Tuesday, 11 January 2005: 5:00 PM
Improved water demand forecasting for water resources managers
Richard W. Stodt, U.S. Bureau of Reclamation, Denver, CO; and D. Matthews, S. Hunter, A. C. T. Pinheiro, K. Arsenault, and P. Houser
Poster PDF (484.1 kB)
Water resources in the Middle Rio Grande River Basin are increasing in demand for such diverse uses as agriculture, municipal and industrial, maintaining healthy habitats for endangered species, and recreation. Because of competing water demands, there is a critical need for rapid improvement in calculating and forecasting daily agricultural and riparian water consumptive use demands. Evapotranspiration (ET) from irrigated crops and riparian vegetation, and evaporation from open-water surfaces are the primary consumers of surface water in the basin. To address these problems, the U.S. Bureau of Reclamation (Reclamation) has developed and implemented the Agricultural WAter Resources Decision Support (AWARDS) system, an automated information system to assist water managers and users by providing easy access to rainfall and daily crop water use estimates. Building on the AWARDS system, Reclamation has been developing an Evapotranspiration Toolbox (ET Toolbox) which estimates the daily surface water use requirements at a resolution useful for implementation in Upper Rio Grande Water Operations Model (URGWOM).

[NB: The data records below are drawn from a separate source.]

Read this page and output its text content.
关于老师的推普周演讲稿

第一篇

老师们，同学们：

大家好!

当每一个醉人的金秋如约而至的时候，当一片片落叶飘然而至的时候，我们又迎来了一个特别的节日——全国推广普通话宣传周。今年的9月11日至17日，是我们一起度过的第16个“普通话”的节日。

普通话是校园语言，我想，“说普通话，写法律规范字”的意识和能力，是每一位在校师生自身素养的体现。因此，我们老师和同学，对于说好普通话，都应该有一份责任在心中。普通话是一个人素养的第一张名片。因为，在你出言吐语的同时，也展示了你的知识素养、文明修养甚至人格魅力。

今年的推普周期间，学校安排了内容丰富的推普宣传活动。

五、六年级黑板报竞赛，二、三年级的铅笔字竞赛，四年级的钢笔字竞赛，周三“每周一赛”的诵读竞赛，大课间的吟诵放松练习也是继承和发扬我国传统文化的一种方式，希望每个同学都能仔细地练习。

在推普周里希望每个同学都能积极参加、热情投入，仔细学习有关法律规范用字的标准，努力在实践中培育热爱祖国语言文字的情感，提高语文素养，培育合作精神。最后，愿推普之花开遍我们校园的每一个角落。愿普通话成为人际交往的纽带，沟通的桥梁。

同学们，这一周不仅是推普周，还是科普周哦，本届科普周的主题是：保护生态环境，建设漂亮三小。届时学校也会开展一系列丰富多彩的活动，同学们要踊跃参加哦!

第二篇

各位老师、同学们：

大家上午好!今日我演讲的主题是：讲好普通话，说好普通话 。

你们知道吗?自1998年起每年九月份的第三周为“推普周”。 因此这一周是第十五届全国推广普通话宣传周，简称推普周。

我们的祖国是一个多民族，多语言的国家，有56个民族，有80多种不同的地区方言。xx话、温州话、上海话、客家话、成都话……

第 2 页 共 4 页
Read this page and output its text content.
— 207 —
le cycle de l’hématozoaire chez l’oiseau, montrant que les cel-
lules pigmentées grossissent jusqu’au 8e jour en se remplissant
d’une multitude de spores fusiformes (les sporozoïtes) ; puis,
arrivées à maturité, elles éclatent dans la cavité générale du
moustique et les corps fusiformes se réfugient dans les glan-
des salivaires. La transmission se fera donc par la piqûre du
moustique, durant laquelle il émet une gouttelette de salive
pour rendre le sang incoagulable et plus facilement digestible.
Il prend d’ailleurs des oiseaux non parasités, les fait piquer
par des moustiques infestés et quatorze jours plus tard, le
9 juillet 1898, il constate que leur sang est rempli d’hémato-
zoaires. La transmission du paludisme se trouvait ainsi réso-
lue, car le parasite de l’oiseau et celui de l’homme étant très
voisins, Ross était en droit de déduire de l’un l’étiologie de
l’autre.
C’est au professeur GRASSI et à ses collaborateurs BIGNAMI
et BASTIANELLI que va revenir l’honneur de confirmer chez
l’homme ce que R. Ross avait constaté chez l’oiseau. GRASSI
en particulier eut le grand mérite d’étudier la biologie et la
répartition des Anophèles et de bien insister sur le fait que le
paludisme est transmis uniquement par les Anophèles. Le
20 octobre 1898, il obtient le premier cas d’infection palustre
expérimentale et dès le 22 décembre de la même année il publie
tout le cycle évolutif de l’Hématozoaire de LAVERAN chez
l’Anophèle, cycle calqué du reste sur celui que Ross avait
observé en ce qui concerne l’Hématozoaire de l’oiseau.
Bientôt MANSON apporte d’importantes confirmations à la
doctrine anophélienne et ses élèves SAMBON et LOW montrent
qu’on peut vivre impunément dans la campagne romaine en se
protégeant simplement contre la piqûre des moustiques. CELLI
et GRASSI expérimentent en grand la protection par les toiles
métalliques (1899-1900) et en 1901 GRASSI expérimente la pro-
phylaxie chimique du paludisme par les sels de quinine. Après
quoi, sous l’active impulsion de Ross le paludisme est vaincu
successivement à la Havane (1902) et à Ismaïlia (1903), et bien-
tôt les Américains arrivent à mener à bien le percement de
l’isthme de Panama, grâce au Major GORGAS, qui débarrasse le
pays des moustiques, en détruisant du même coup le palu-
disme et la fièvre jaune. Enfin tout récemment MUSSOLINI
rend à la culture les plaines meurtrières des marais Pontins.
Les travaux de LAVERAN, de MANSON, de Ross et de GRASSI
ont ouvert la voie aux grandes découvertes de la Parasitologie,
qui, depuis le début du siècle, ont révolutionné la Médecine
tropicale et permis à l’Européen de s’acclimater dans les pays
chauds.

The NASA Goddard Space Flight Center team has been developing a North American Land Data Assimilation System (NLDAS), which is characterized as a real-time, hourly, distributed, uncoupled, land-surface simulation system on a U.S. national domain at 0.125 (1/8) degree resolution. Recently, NLDAS has been enhanced through the incorporation of the Land Information Systems (LIS) modeling framework, and it has allowed NLDAS to be run at 1 km resolution and less. The main goal of this project is to apply NLDAS and remotely sensed products, like those of the MOderate Resolution Imaging Spectroradiometer (MODIS), to AWARDS and the ET Toolbox. Our aim is to improve our understanding of their contributions to the daily-weekly predictability of evapotranspiration (ET) of different vegetation types, open water evaporation, and bare soil conditions. NLDAS output will be compared and incorporated in to the Reclamation-developed ET Toolbox for the Middle Rio Grande area and evaluated with and without the new products. Water demand forecasting as addressed in this project is limited to the water demands from irrigated agriculture, riparian vegetation, and evaporation from open water surfaces. For the validation studies, observations from a growing network of meteorological stations in and around the basin will be used for comparison with the model forcing and state variables. In addition, other instruments like soil moisture probes and eddy covariance towers will be included at select sites for more point-based evaluations of the models' performance.